Skip to content

Hash Table

  • Uses a hash function to calculate the index (hash code) based on the key name
  • The values are stored within a large array, known as array of buckets or slots
  • Ideally, the hash function assigns each key to a unique bucket (within the array of buckets). This is where the key-value pair is stored
  • During lookup, the key is hashed and the resulting hash indicates where the corresponding value is stored (within the array of buckets)
  • Hash tables are unordered
  • It's a key-value pair, the key can also be an index
  • The association between a key and a value is often known as a mapping
  • The key has to be an immutable type (e.g., strings and numbers).
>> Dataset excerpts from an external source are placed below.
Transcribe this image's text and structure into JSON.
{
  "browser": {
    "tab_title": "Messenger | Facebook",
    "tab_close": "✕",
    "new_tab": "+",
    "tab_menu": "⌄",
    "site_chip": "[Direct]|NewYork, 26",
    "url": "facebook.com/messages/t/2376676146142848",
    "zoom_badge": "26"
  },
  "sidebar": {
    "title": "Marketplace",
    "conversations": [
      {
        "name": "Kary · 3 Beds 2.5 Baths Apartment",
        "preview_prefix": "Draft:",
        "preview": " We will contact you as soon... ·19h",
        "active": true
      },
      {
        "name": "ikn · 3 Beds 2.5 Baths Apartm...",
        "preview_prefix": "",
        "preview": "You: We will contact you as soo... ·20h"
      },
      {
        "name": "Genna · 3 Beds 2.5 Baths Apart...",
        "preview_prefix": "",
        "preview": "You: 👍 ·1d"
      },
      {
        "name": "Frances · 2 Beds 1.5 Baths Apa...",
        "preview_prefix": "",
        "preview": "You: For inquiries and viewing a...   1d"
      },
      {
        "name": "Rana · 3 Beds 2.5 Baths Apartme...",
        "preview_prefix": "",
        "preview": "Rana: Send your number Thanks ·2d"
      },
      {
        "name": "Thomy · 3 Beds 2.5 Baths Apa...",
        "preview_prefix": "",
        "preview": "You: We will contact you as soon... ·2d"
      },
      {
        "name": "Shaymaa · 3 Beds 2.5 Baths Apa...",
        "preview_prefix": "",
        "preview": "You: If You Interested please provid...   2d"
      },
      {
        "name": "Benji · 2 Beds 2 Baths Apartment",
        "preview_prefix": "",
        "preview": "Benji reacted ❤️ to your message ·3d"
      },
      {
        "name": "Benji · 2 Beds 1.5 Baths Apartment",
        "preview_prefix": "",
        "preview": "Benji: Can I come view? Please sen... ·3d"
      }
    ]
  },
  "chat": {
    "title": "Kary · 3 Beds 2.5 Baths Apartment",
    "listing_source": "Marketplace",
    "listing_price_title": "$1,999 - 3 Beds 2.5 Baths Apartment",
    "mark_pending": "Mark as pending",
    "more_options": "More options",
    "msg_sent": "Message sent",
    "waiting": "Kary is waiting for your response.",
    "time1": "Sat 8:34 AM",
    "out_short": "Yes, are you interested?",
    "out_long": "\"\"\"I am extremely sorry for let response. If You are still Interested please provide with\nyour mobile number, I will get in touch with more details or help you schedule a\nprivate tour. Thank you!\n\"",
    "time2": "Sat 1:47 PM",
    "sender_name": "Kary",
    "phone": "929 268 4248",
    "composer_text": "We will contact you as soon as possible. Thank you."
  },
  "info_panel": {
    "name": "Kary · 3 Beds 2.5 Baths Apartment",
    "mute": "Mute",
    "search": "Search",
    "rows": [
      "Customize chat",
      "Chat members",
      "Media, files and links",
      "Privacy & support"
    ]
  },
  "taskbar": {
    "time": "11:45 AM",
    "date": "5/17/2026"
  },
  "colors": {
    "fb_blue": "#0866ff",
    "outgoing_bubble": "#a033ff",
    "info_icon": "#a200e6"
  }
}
You can't use a list as key (since it can be modified in place)

Load factor

The proportion between filled slots in the array of buckets and the total available slots

$$load\ factor\ (\alpha) = \frac{n}{m}$$

where

  • $n$ is the number of entries occupied in the hash table.
  • $m$ is the number of buckets

When the load factor is reaching 1, it's necessary to resize the array of buckets and rehash everything

Collisions

  • Since hash functions are surjective functions (sobrejetora), different keys can output the same hash, leading to the so called collision
  • Separate chaining
  • It's a collision resolution method
  • Whenever a collision happens, the data in saved on top of the previous data, not overwriting it, but referencing the new data like a linked list
  • When there is a collision, the access to the element is then $O(n/k)$ instead of $O(1)$
  • In order to access (lookup) an element which has suffered collision, each item in the linked list is search until the corresponding key is found

Tradeoffs

  • Hash tables have a good time complexity ($O(1)$) for all operation (insert, remove, lookup) when the memory (size of the array of buckets) is infinite and therefore there are no collisions
  • When a smaller array of buckets is used, there is a good space complexity at the cost more collisions, this way degrading the lookups $O(n)$

Ordered Hash Table

  • Some hash table implementation do preserve the order of insertion so that it is possible to traverse it in the same order of insertion

Other applications

  • Associative arrays
  • Database indexing
  • Caches
  • Sets